# Need marijuana strain recommendation



## puglovinmama (Jan 28, 2006)

I'm looking for a strain of marijuana with the following characteristics:

Doesn't make me paranoid or anxious
Doesn't burn me out
More of a thinking and active type as oppossed to just being obliterated

Some that have been available to me are blueberry, train wreck, purple haze, juicy fruit, bullrider, romulous, cush, sugar shack.

Out of those which would be a good one to try? Any other suggestions?

Thanks


----------



## Mutt (Jan 28, 2006)

The strain helps determine the type of buzz. but so does harvest.

see attached


----------



## Bubonic Chronic (Jan 28, 2006)

trainwreck makes you feel like you have been in a trainwreck. not like what you want.


----------



## Stoney Bud (Jan 29, 2006)

puglovinmama said:
			
		

> I'm looking for a strain of marijuana with the following characteristics:
> 
> Doesn't make me paranoid or anxious
> Doesn't burn me out
> More of a thinking and active type as opposed to just being obliterated


Heh Heh, yeah, they call em Marlboro's....
Hahahaha

Just kiddin. The amount of THC you take in has a lot to do with the type of high. Also, if you leave the booze alone and don't eat just before getting high, it'll help you not get the slow downs.
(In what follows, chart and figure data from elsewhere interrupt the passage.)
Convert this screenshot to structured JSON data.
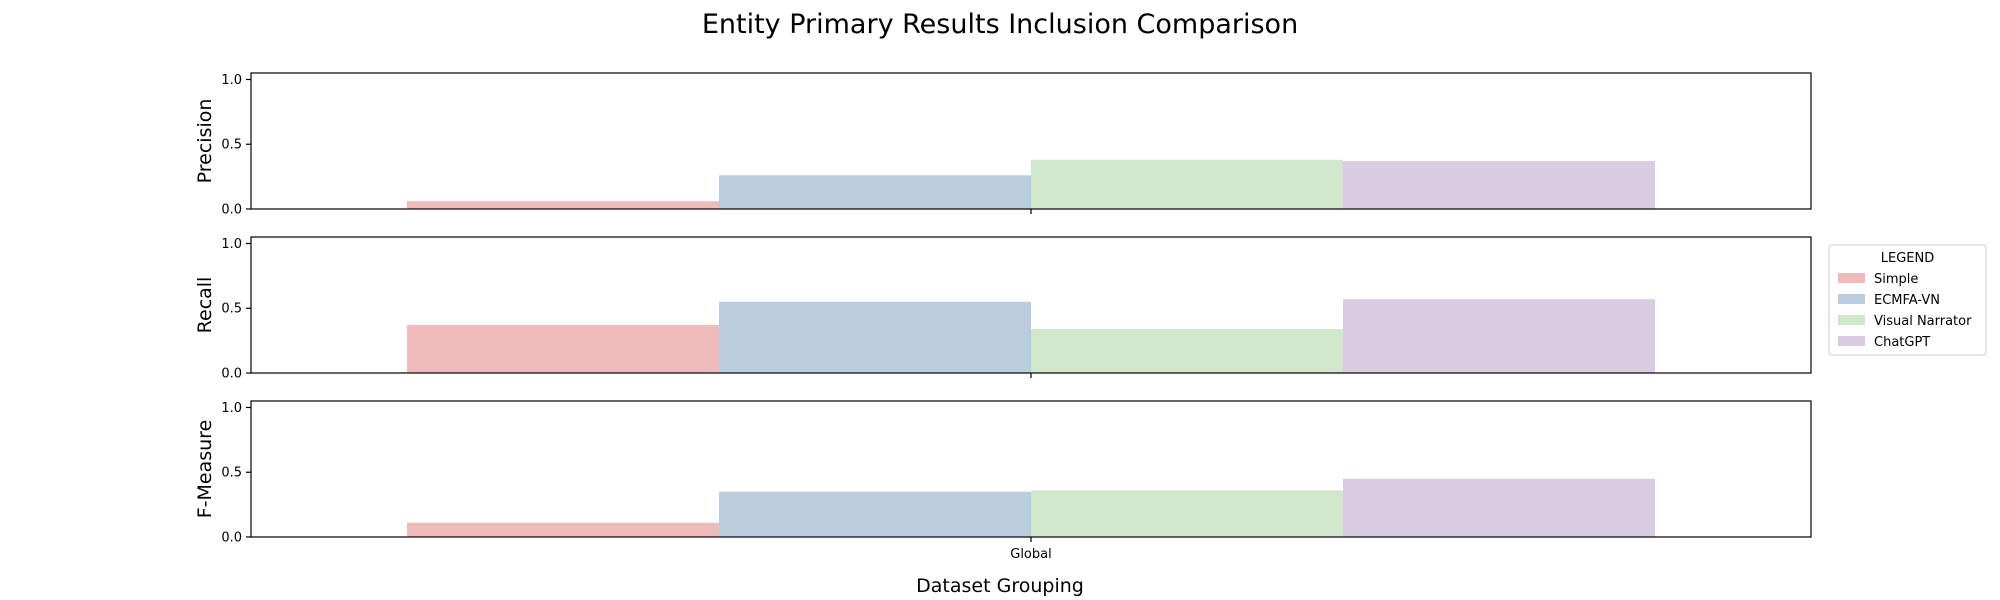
{
  "chart_data": {
    "type": "bar",
    "title": "Entity Primary Results Inclusion Comparison",
    "xlabel": "Dataset Grouping",
    "categories": [
      "Global"
    ],
    "ylim": [
      0,
      1.05
    ],
    "yticks": [
      0.0,
      0.5,
      1.0
    ],
    "ytick_labels": [
      "0.0",
      "0.5",
      "1.0"
    ],
    "grid": false,
    "legend": {
      "title": "LEGEND",
      "placement": "center-right, outside plot area",
      "entries": [
        "Simple",
        "ECMFA-VN",
        "Visual Narrator",
        "ChatGPT"
      ]
    },
    "colors": {
      "Simple": "#f0bbbb",
      "ECMFA-VN": "#b9cddf",
      "Visual Narrator": "#d1e7cb",
      "ChatGPT": "#dacde3"
    },
    "panels": [
      {
        "ylabel": "Precision",
        "series": [
          {
            "name": "Simple",
            "values": [
              0.06
            ]
          },
          {
            "name": "ECMFA-VN",
            "values": [
              0.26
            ]
          },
          {
            "name": "Visual Narrator",
            "values": [
              0.38
            ]
          },
          {
            "name": "ChatGPT",
            "values": [
              0.37
            ]
          }
        ]
      },
      {
        "ylabel": "Recall",
        "series": [
          {
            "name": "Simple",
            "values": [
              0.37
            ]
          },
          {
            "name": "ECMFA-VN",
            "values": [
              0.55
            ]
          },
          {
            "name": "Visual Narrator",
            "values": [
              0.34
            ]
          },
          {
            "name": "ChatGPT",
            "values": [
              0.57
            ]
          }
        ]
      },
      {
        "ylabel": "F-Measure",
        "series": [
          {
            "name": "Simple",
            "values": [
              0.11
            ]
          },
          {
            "name": "ECMFA-VN",
            "values": [
              0.35
            ]
          },
          {
            "name": "Visual Narrator",
            "values": [
              0.36
            ]
          },
          {
            "name": "ChatGPT",
            "values": [
              0.45
            ]
          }
        ]
      }
    ]
  }
}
Try ingesting the weed instead of smoking it. That makes quite a difference in how the high is. Ingested weed comes on slower, sneaks up on you and gives you a more introspective high. It also lasts longer because of the way it's metabolized. If you only do a little at a time, you'll find out what your tolerance is and it'll make it less likely to make you anxious or paranoid.


----------



## I EAT WEED (Feb 20, 2007)

Do you mean just scoop it up and eat it?  Or do you mean make some brownies?


----------



## Brouli (Feb 20, 2007)

that a good one IEW  

go with purpulehaze


----------



## DLtoker (Feb 20, 2007)

Yeah, exactly!  Throw a few grams of buds in your mouth and wash it down with some iced tea.  hahaha.  No man, just kidding.  You must prep the ganja before you eat it.  Check out the cuisine part of this forum there are a lot of good things there.  Fire crackers are super easy but the directions aren't exactly right.  I ate about 3 grams the other night with fire crackers and i cooked them at 200 for 1.5 hrs.  I was toast haha.


----------



## Stoney Bud (Feb 21, 2007)

You can eat weed right out of the bag! Hahahahaa, no cooking is necessary. Chop it up good and wash it down! About 30 minutes later, you'll be buzzin. It does tend to sneak up on you this way. Like I said, the high is way different than smoking gives you.

Try a nice little bud and see what I mean.


----------



## cdblop (Feb 21, 2007)

go with the juicy fruit or romulan


----------



## DLtoker (Feb 21, 2007)

You need a Sativa.  It will give you a nice clear head and will keep you going.  It will help you from feeling spent.  I just got some Swazi Safari Seeds from the doc and I am planning on starting them in a few months inside.  Greenhouse seeds has some mouth watering sativas that I highly suggest you taking a look at.


----------



## Dada (Feb 23, 2007)

I had to eat two small joints about ten years ago when leo pulled us over. Turned out it was just a warning for a tail light. But I have been a real weedeater ever since. No cooking. No brownies. Just a toothpick to get the green out of my teeth. I sometimes get anxious from some weed that I smoke -- and I hate that -- but it almost never happens when I eat it. Be careful, though. Depending on how strong the weed is, just eat enough to fill like two small bong bowls. And you can't eat it very often because it is like your body builds up a tolerance to it.


----------



## Kindbud (Mar 1, 2007)

Stoney Bud said:
			
		

> Heh Heh, yeah, they call em Marlboro's....
> Hahahaha
> 
> Just kiddin. The amount of THC you take in has a lot to do with the type of high. Also, if you leave the booze alone and don't eat just before getting high, it'll help you not get the slow downs.
> ...


 
hey i smoke marlboro reds lol they are a trainwreck i think they are the hardest hitting cigs their are


----------



## Brouli (Mar 1, 2007)

try some ciggarets from Canada they taste like SH   but they sure are strong


----------